The Federal Election Commission ruled in favor of letting lawmakers use leftover campaign funds for personal cybersecurity-related expenses, citing heightened hacking risks posed by virtue of their positions in the House and Senate.

Commissioners announced their decision Thursday in a letter clarifying the definition of campaign-related expenses sent in response to a question raised recently by Sen. Ron Wyden, Oregon Democrat.

“The Commission concludes that you may use campaign funds to pay for the costs of security measures to protect your personal devices and accounts without such payments constituting an impermissible conversion of campaign funds to personal use, under the Act and Commission regulations,” FEC Chair Caroline C. Hunter wrote on behalf of the group.

A member of the Senate Intelligence Committee, Mr. Wyden wrote the FEC in May seeking an advisory opinion on the matter after being told by cybersecurity professionals that state-sponsored hackers have attempted to breach the personal email accounts of senators in pursuit of sensitive data to steal.

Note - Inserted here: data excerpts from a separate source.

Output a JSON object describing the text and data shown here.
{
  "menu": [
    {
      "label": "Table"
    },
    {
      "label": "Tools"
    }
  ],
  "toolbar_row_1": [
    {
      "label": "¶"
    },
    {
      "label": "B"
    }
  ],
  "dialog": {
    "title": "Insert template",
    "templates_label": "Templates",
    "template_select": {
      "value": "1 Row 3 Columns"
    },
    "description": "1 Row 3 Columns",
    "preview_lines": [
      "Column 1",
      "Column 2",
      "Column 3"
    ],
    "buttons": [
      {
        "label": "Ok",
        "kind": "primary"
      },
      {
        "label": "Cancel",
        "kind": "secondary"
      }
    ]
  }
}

“The value of such information means that the personal electronic devices and accounts of Senators are more likely to be the targets of hackers and foreign actors than are those of other individuals, and both the heightened risk to Senators’ personal electronic devices and accounts and the magnitude of the potential harm would not exist if not for their roles as federal officeholders,” wrote Ms. Hunter, an FEC commissioner appointed by former President George W. Bush.

“Accordingly, the reasonable expenses incurred in protecting your personal electronic devices and accounts from, and responding to, cybersecurity threats, as described in your advisory opinion request, constitute ordinary and necessary expenses incurred in connection with your duties as a holder of federal office, which are a permissible use of campaign fund,” she wrote.

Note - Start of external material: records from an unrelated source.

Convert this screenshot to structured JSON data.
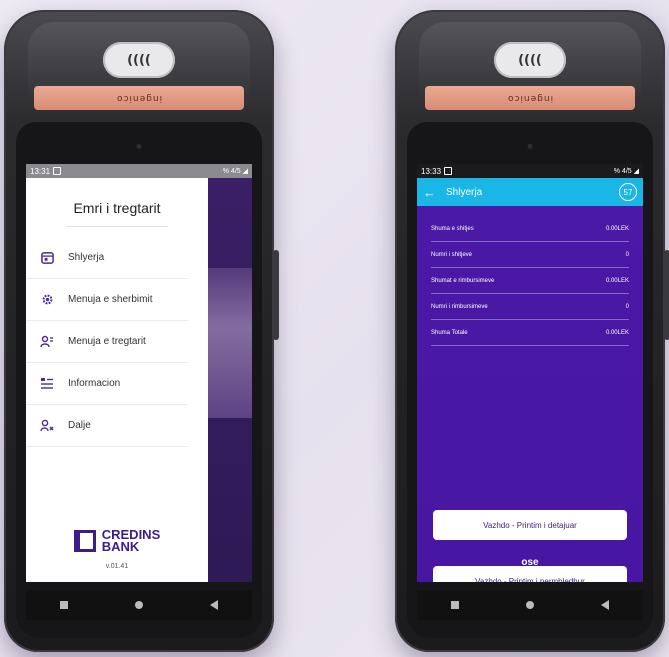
{
  "device_brand": "ingenico",
  "contactless_label": "((((",
  "left": {
    "status_time": "13:31",
    "status_right": "% 4/5 ◢",
    "drawer_title": "Emri i tregtarit",
    "menu": [
      {
        "label": "Shlyerja",
        "icon": "calendar-icon"
      },
      {
        "label": "Menuja e sherbimit",
        "icon": "gear-icon"
      },
      {
        "label": "Menuja e tregtarit",
        "icon": "merchant-icon"
      },
      {
        "label": "Informacion",
        "icon": "info-list-icon"
      },
      {
        "label": "Dalje",
        "icon": "logout-user-icon"
      }
    ],
    "logo_line1": "CREDINS",
    "logo_line2": "BANK",
    "version": "v.01.41"
  },
  "right": {
    "status_time": "13:33",
    "status_right": "% 4/5 ◢",
    "title": "Shlyerja",
    "badge": "57",
    "rows": [
      {
        "label": "Shuma e shitjes",
        "value": "0.00LEK"
      },
      {
        "label": "Numri i shitjeve",
        "value": "0"
      },
      {
        "label": "Shumat e rimbursimeve",
        "value": "0.00LEK"
      },
      {
        "label": "Numri i rimbursimeve",
        "value": "0"
      },
      {
        "label": "Shuma Totale",
        "value": "0.00LEK"
      }
    ],
    "btn_detailed": "Vazhdo - Printim i detajuar",
    "or_label": "ose",
    "btn_summary": "Vazhdo - Printim i permbledhur"
  },
  "colors": {
    "primary_purple": "#4a19a6",
    "appbar_blue": "#1ab6e6",
    "brand_strip": "#e3997f"
  }
}
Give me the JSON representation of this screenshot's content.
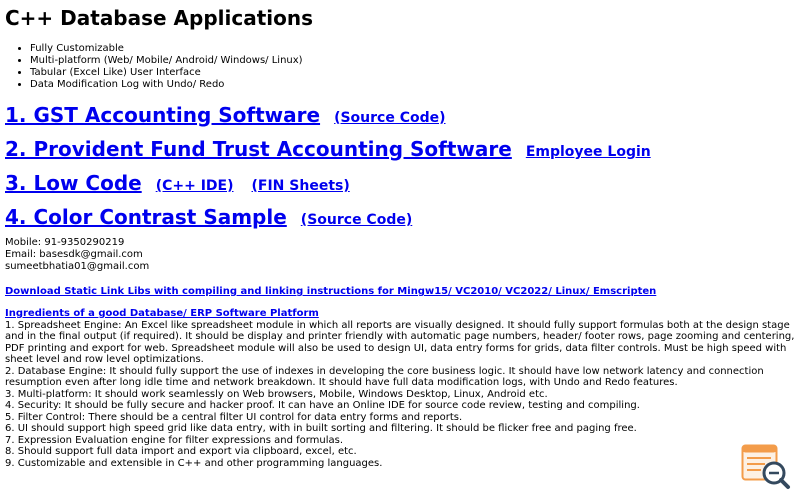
{
  "page": {
    "title": "C++ Database Applications"
  },
  "features": [
    "Fully Customizable",
    "Multi-platform (Web/ Mobile/ Android/ Windows/ Linux)",
    "Tabular (Excel Like) User Interface",
    "Data Modification Log with Undo/ Redo"
  ],
  "apps": [
    {
      "title": "1. GST Accounting Software",
      "links": [
        "(Source Code)"
      ]
    },
    {
      "title": "2. Provident Fund Trust Accounting Software",
      "links": [
        "Employee Login"
      ]
    },
    {
      "title": "3. Low Code",
      "links": [
        "(C++ IDE)",
        "(FIN Sheets)"
      ]
    },
    {
      "title": "4. Color Contrast Sample",
      "links": [
        "(Source Code)"
      ]
    }
  ],
  "contact": {
    "mobile": "Mobile: 91-9350290219",
    "email": "Email: basesdk@gmail.com",
    "email2": "sumeetbhatia01@gmail.com"
  },
  "download": {
    "label": "Download Static Link Libs with compiling and linking instructions for Mingw15/ VC2010/ VC2022/ Linux/ Emscripten"
  },
  "ingredients": {
    "title": "Ingredients of a good Database/ ERP Software Platform",
    "items": [
      "1. Spreadsheet Engine: An Excel like spreadsheet module in which all reports are visually designed. It should fully support formulas both at the design stage and in the final output (if required). It should be display and printer friendly with automatic page numbers, header/ footer rows, page zooming and centering, PDF printing and export for web. Spreadsheet module will also be used to design UI, data entry forms for grids, data filter controls. Must be high speed with sheet level and row level optimizations.",
      "2. Database Engine: It should fully support the use of indexes in developing the core business logic. It should have low network latency and connection resumption even after long idle time and network breakdown. It should have full data modification logs, with Undo and Redo features.",
      "3. Multi-platform: It should work seamlessly on Web browsers, Mobile, Windows Desktop, Linux, Android etc.",
      "4. Security: It should be fully secure and hacker proof. It can have an Online IDE for source code review, testing and compiling.",
      "5. Filter Control: There should be a central filter UI control for data entry forms and reports.",
      "6. UI should support high speed grid like data entry, with in built sorting and filtering. It should be flicker free and paging free.",
      "7. Expression Evaluation engine for filter expressions and formulas.",
      "8. Should support full data import and export via clipboard, excel, etc.",
      "9. Customizable and extensible in C++ and other programming languages."
    ]
  },
  "colors": {
    "link": "#0000ee",
    "text": "#000000",
    "logo_orange": "#f39c4a",
    "logo_dark": "#34495e"
  },
  "icons": {
    "corner_logo": "spreadsheet-magnifier-icon"
  }
}
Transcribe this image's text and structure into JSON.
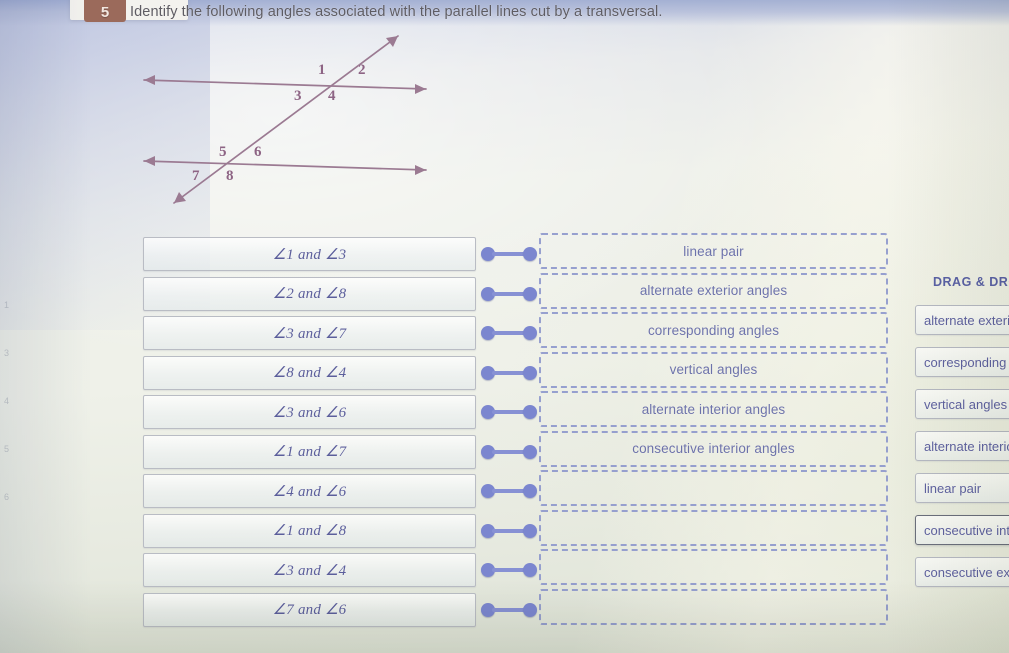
{
  "header": {
    "question_number": "5",
    "prompt": "Identify the following angles associated with the parallel lines cut by a transversal."
  },
  "figure": {
    "description": "two parallel lines cut by a transversal",
    "angle_labels": [
      "1",
      "2",
      "3",
      "4",
      "5",
      "6",
      "7",
      "8"
    ],
    "line_color": "#9b7a92"
  },
  "edge_numbers": [
    "1",
    "3",
    "4",
    "5",
    "6"
  ],
  "drag_panel": {
    "title": "DRAG & DROP",
    "chips": [
      {
        "label": "alternate exterior angles",
        "selected": false
      },
      {
        "label": "corresponding angles",
        "selected": false
      },
      {
        "label": "vertical angles",
        "selected": false
      },
      {
        "label": "alternate interior angles",
        "selected": false
      },
      {
        "label": "linear pair",
        "selected": false
      },
      {
        "label": "consecutive interior angles",
        "selected": true
      },
      {
        "label": "consecutive exterior angles",
        "selected": false
      }
    ]
  },
  "rows": [
    {
      "item": "∠1 and ∠3",
      "answer": "linear pair"
    },
    {
      "item": "∠2 and ∠8",
      "answer": "alternate exterior angles"
    },
    {
      "item": "∠3 and ∠7",
      "answer": "corresponding angles"
    },
    {
      "item": "∠8 and ∠4",
      "answer": "vertical angles"
    },
    {
      "item": "∠3 and ∠6",
      "answer": "alternate interior angles"
    },
    {
      "item": "∠1 and ∠7",
      "answer": "consecutive interior angles"
    },
    {
      "item": "∠4 and ∠6",
      "answer": ""
    },
    {
      "item": "∠1 and ∠8",
      "answer": ""
    },
    {
      "item": "∠3 and ∠4",
      "answer": ""
    },
    {
      "item": "∠7 and ∠6",
      "answer": ""
    }
  ],
  "colors": {
    "badge": "#9b6a5b",
    "connector": "#7b86cf",
    "dropzone_border": "#8b95cc",
    "item_text": "#5b5e9b"
  }
}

Governmental email accounts and computer systems are federally protected, but not personal accounts and devices, such lawmakers’ Gmail accounts and private smartphones.

The FEC similarly concluded in 2017 that lawmakers can use campaign funds for physical security, as long as the protection is “needed due to threats driven by the individuals’ roles as officeholders.”

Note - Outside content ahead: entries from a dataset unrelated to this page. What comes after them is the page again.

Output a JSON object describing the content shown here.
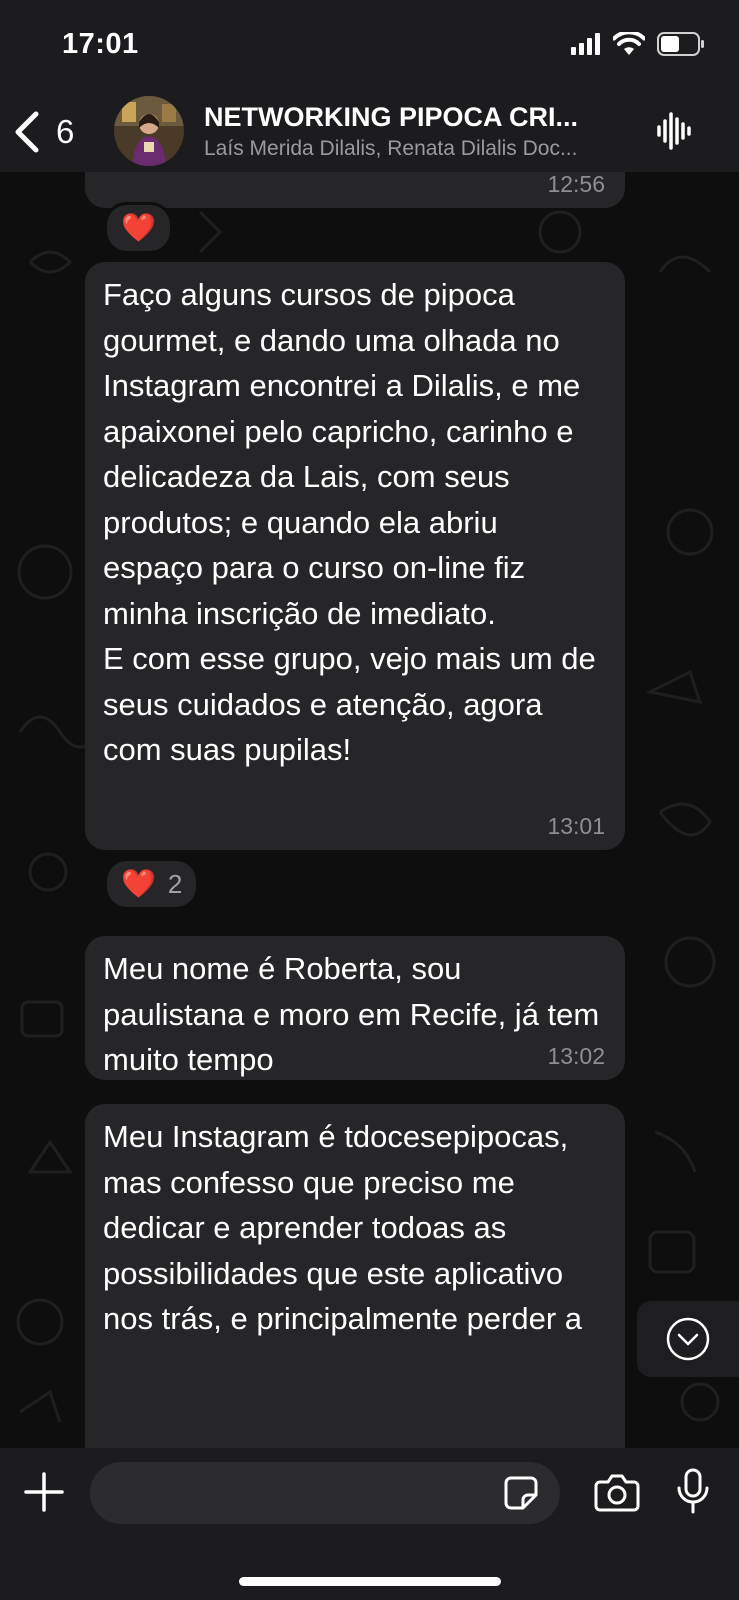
{
  "status_bar": {
    "time": "17:01",
    "battery_level": 0.5
  },
  "header": {
    "back_count": "6",
    "title": "NETWORKING PIPOCA CRI...",
    "members": "Laís Merida Dilalis, Renata Dilalis Doc..."
  },
  "colors": {
    "bubble": "#262628",
    "background": "#0b0b0b",
    "header": "#1c1c1e",
    "heart": "#e8333d",
    "timestamp": "#8e8e93"
  },
  "messages": [
    {
      "text": "",
      "time": "12:56",
      "reaction": {
        "emoji": "❤️",
        "count": ""
      }
    },
    {
      "text": "Faço alguns cursos de pipoca gourmet, e dando uma olhada no Instagram encontrei a Dilalis, e me apaixonei pelo capricho, carinho e delicadeza da Lais, com seus produtos; e quando ela abriu espaço para o curso on-line fiz minha inscrição de imediato.\nE com esse grupo, vejo mais um de seus cuidados e atenção, agora com suas pupilas!",
      "time": "13:01",
      "reaction": {
        "emoji": "❤️",
        "count": "2"
      }
    },
    {
      "text": "Meu nome é Roberta, sou paulistana e moro em Recife, já tem muito tempo",
      "time": "13:02"
    },
    {
      "text": "Meu Instagram é tdocesepipocas, mas confesso que preciso me dedicar e aprender todoas as possibilidades que este aplicativo nos trás, e principalmente perder a",
      "time": ""
    }
  ],
  "input": {
    "placeholder": "",
    "value": ""
  },
  "icons": {
    "back": "chevron-left-icon",
    "voice": "audio-waveform-icon",
    "scroll": "chevron-down-circle-icon",
    "plus": "plus-icon",
    "sticker": "sticker-icon",
    "camera": "camera-icon",
    "mic": "microphone-icon"
  }
}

“With growing threats posed by foreign governments, it’s crucial that elected officials get smarter about their cybersecurity,” Mr. Wyden said Thursday. “The FEC has taken the first step by approving my proposal to allow elected officials to use campaign funds to protect against heightened security threats.”

Russian hackers breached Democratic targets prior to the 2016 election and obtained sensitive material subsequently leaked during the race as a part of a state-sponsored interference campaign, U.S. officials previously concluded.

More recently, Microsoft said in July that the company caught hackers attempting to mount attacks targeting at least three candidates running for office in the November 2018 midterms. Democratic Sens. Claire McCaskill of Missouri and Jeanne Shaheen of New Hampshire previously said they were unsuccessfully targeted by hackers during the midterm races, in addition to at least three Democrats seeking House seats in California.